In our example we have a data flow from a sensor (GPS tracker) through the Internet to an application or data base in terms of a data sink (the servers or applications of the logistic company, community or a smart device of the driver). The data flow passes several routers and other equipment of the transport network as intermediates.
Now we apply certain operations to the data on their flow depending on the claim of a certain person in a scenario. What does this mean for our example? The truck driver claims secrecy of the GPS data. He just wants to allow himself to see the data. So the flow from the GPS tracker to the smartphone of the driver should be end-to-end encrypted. The logistic company claims visibility of the data. In this case there is no conflict. The solution here is to provide anonym data to the company. Certain data about day and driver might be deleted. Position data and average velocity are still valuable for timetable optimization of the company.
The claims approach has few basic operations to data that are appropriate to satisfy the claims of different actors in a use case. Secrecy could be achieved by end-to-end encryption between the sensor and the data sink. So no intermediary has the ability to read the data. Anonymity could be provided by sorting out a subset of data. Data could be avoided by discard them directly at the sensor.
Now the different claims of different actors in a use-case can be analyzed and an appropriate data operation could be chosen to satisfy the claim.
But how to proceed with conflicting claims? The goal of this approach is to support architects to design configurable privacy enabled IoT infrastructures. The configuration depends on use cases, scenarios, rules, national laws and cultural area. In some countries the most restrictive claim might be enforced. In our example it could be prohibited to track the vehicle of an employee in general. In other countries it could be legal and normal to use GPS tracker in that way and there might be also no obligation to make data anonym. A system could be configured in both ways as long as it is able to apply the necessary operations to the data produced by the system.

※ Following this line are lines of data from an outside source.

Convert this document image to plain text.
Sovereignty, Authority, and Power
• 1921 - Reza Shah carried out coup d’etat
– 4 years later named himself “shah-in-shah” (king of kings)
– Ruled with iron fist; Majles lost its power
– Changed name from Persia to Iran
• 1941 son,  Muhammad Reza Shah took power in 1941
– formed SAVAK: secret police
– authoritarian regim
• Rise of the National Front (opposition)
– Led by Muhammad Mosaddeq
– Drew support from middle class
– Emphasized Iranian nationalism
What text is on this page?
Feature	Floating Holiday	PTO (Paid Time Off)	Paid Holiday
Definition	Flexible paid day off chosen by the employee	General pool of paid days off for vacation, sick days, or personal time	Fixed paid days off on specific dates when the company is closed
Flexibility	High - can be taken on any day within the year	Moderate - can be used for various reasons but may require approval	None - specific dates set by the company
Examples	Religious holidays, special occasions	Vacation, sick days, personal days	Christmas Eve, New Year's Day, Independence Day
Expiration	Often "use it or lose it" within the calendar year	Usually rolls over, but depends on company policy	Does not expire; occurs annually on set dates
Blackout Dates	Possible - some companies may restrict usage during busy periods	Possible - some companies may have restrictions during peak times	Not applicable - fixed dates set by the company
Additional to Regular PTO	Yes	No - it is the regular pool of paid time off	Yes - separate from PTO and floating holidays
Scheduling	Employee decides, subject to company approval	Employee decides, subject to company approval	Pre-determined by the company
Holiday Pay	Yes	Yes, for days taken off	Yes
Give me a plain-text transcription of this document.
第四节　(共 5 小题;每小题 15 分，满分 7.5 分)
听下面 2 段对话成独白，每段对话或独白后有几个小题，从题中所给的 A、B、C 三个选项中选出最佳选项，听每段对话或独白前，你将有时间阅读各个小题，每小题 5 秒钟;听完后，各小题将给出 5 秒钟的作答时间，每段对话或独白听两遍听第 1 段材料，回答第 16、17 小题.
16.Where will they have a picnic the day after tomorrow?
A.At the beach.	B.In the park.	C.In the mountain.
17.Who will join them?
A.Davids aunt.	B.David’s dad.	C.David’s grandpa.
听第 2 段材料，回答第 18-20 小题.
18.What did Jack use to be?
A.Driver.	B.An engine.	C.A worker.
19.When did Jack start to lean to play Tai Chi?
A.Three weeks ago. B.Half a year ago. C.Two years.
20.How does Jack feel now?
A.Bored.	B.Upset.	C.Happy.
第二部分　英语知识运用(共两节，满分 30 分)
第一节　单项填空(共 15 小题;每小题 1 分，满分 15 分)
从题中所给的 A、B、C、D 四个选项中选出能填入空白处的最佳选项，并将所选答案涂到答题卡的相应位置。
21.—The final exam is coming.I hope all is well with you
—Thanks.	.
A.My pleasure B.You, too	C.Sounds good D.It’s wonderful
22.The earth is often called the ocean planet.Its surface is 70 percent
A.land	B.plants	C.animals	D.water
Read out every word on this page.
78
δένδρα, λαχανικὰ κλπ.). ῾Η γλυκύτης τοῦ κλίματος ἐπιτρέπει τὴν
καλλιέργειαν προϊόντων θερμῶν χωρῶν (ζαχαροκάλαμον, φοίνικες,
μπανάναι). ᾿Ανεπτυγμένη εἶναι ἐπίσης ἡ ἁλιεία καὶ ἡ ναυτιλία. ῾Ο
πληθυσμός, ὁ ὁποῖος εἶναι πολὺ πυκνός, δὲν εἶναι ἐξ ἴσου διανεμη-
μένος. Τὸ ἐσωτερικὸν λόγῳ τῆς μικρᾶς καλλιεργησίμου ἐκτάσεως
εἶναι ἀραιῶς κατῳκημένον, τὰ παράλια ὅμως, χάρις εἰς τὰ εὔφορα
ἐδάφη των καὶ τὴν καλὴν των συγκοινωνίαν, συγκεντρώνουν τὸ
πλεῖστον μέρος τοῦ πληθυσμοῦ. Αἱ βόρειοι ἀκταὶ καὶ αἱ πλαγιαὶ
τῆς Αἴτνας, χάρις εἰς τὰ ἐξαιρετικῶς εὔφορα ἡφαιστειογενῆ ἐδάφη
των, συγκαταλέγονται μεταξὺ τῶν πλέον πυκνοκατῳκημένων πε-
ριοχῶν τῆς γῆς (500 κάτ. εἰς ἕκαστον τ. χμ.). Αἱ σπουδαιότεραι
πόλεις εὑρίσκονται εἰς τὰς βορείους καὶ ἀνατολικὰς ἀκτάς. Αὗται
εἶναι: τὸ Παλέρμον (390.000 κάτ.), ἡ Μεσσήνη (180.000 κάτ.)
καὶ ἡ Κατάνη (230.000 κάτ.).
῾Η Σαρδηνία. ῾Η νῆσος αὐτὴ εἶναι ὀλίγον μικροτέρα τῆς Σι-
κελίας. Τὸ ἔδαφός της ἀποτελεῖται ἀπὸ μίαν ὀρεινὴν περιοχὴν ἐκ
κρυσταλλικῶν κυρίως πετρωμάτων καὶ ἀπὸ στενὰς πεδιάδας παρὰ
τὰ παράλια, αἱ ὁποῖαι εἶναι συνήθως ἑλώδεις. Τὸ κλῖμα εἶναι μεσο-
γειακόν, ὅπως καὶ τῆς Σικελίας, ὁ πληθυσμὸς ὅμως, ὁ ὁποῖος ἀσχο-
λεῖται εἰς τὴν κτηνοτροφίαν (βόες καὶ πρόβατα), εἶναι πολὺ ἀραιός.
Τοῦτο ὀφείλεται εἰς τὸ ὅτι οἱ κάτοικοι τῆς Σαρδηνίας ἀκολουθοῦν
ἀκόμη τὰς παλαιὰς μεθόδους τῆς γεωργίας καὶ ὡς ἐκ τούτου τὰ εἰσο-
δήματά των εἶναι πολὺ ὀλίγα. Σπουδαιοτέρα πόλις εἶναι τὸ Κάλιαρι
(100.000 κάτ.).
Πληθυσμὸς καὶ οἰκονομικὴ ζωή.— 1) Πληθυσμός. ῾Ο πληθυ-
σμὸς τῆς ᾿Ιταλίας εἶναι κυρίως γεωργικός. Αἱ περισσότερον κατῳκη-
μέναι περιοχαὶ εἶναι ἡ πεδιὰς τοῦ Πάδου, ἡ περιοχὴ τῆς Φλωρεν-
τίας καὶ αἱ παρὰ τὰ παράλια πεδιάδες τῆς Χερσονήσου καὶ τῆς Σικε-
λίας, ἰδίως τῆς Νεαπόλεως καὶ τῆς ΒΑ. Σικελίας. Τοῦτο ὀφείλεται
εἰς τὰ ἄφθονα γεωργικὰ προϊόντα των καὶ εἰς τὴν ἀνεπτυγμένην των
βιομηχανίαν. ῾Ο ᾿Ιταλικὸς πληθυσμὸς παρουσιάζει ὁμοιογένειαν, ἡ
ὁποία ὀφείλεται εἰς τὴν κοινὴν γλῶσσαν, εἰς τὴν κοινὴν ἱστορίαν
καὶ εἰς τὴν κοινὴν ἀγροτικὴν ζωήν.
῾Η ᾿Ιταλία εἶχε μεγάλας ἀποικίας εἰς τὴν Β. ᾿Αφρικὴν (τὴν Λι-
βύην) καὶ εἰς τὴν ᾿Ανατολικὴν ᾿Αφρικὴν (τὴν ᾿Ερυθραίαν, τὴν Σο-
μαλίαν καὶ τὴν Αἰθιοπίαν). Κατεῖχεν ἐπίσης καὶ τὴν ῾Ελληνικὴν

The advantage of this approach is that we propose to consider the implementation of basic operation for every data flow in a system and every claim of an actor in scenario. The configuration what to use when should be done by the administrators or users in their specific domain, country and legal environment. So the final decision what data are private or not are not up the technical architects although they enable the system to support all possible configurations.